I’ve been using Cloudflare for quite a while, nearly since it became available to the public. I love them and all the services they provide, especially with a Pro (or Enterprise) account. Cloudflare costs money though (if you want certain added protections), and many smaller websites don’t use a lot of bandwidth and aren’t provided the protections they should receive with Cloudflare.

Cloudbric aims to solve that by providing all the features Cloudflare provides (from what I’ve been told at least) for free as long as your site doesn’t use more than 4GB of bandwidth per month. I only have a few Pro sites with Cloudflare (longren.io being one of them), but am trying to cut back on the number of online services I pay for monthly, so this makes sense on a financial level if nothing else.

I’d never heard of Cloudbric until they got in touch with me via direct message on Twitter and introduced me to their services. They appear to provide everything that Cloudflare’s Enterprise service provides, glad they saw one of my tweets praising Cloudflare and decided to get in touch.

Cloudbric has been around for a while (15 years or so I believe) and I talked to one of their reps quite a bit about how what they provide is better than Cloudflare (other than the usage based cost, of course).

Here’s what he said:

1. Unlike other website protection services including Cloudflare, Cloudbric provides full-coverage website protection. Even though Web Application Firewall (WAF) and DDoS Protection features are crucial for website protection, these options cost at least $200/month from Cloudflare. Cloudflare’s free plan does not protect web application layer 3, 4, and 7, which makes it pointless.

2. Our usage-based plan, rather than options plan, allows even free users to enjoy the most comprehensive security service. There are no charges for extra add-ons or features for more security.
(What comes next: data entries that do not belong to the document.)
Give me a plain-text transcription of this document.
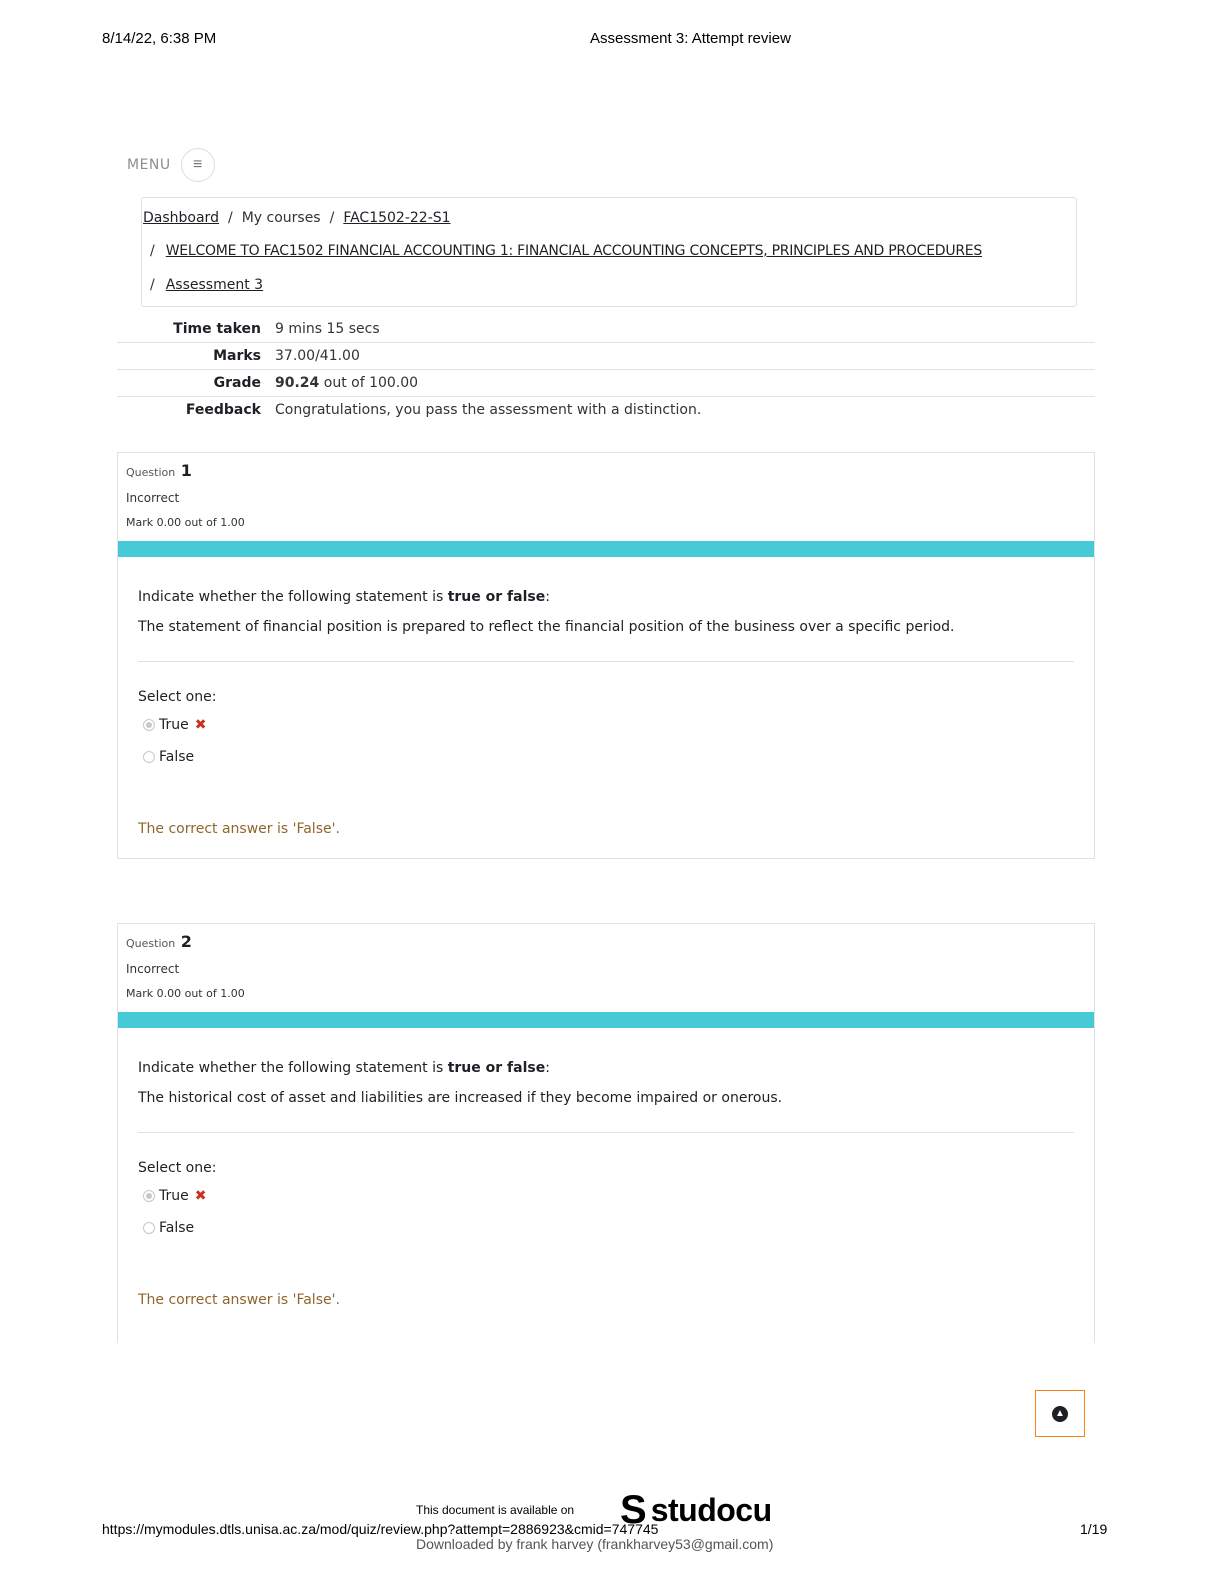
8/14/22, 6:38 PM	Assessment 3: Attempt review
MENU	≡
Dashboard / My courses / FAC1502-22-S1
/ WELCOME TO FAC1502 FINANCIAL ACCOUNTING 1: FINANCIAL ACCOUNTING CONCEPTS, PRINCIPLES AND PROCEDURES
/ Assessment 3
Time taken	9 mins 15 secs
Marks	37.00/41.00
Grade	90.24 out of 100.00
Feedback	Congratulations, you pass the assessment with a distinction.
Question 1
Incorrect
Mark 0.00 out of 1.00
Indicate whether the following statement is true or false:
The statement of financial position is prepared to reflect the financial position of the business over a specific period.
Select one:
True ✖
False
The correct answer is 'False'.
Question 2
Incorrect
Mark 0.00 out of 1.00
Indicate whether the following statement is true or false:
The historical cost of asset and liabilities are increased if they become impaired or onerous.
Select one:
True ✖
False
The correct answer is 'False'.
▲
This document is available on S studocu
https://mymodules.dtls.unisa.ac.za/mod/quiz/review.php?attempt=2886923&cmid=747745	1/19
Downloaded by frank harvey (frankharvey53@gmail.com)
Users can enjoy all the features for FREE up to 4GB of traffic monthly.

Here’s a handy table from the Cloudbric website showing a feature comparison with similar providers like Cloudflare, Sitelock, and Incapsula.

FEATURESCloudbricIncapsulaSiteLockCloudflare
Advanced DDoS Protection(Layer 3, 4, 7)FREE$299 /moEnterprise$200 /mo
PCI-Certified Web Application Firewall(WAF)FREE$59 /mo$299 /mo$20 /mo
Global Content Delivery NetworkFREE$19 /mo$99 /mo$20 /mo
Web OpimizationFREE$19 /mo$99 /mo$200 /mo
OWASP Core Rule SetFREE$59 /mo$99 /mo$20 /mo
Reputation-based Threat ProtectionFREE$59 /mo$299 /moFREE
Board Spam ProtectionFREE$59 /moXX
Block Visitors by IP or countryFREE$59 /moXFREE
Login ProtectionFREE$59 /moXX
SSL SupportFREE$19 /moFREEFREE

Figured I’d try it out on this site as it gets the most traffic out of my personal sites, and if everything’s cool, I’ll eventually be moving all clients over to Cloudbric. Just wish they had a way to import existing DNS records, some of my domain names have at least 50 sub-domains.

Longren.io subscribers will get this post via email, but longren.io could be down for up to 48 hours while stuff updates. I’ll update this post or maybe write a new one after I’ve used Cloudbric for a few days. You should at least check them out, especially if you’re using Cloudflare for a site that doesn’t get enough traffic to make it worth paying for.

I really don’t want to leave Cloudflare, but if Cloudbric stacks up, I’m afraid I’ll have to.

Update: After updating nameservers for longren.io to Cloudbric, an SSL issue was found. I went back to Cloudflare immediately, and within about an hour Cloudbric’s engineering team had a solution worked out. It sounds like they’ll be rolling the fix out on Monday June 29. So until then, longren.io will be on Cloudflare. I’ll post info about the issue in detail after Cloudbric has officially announced it or made the fix active.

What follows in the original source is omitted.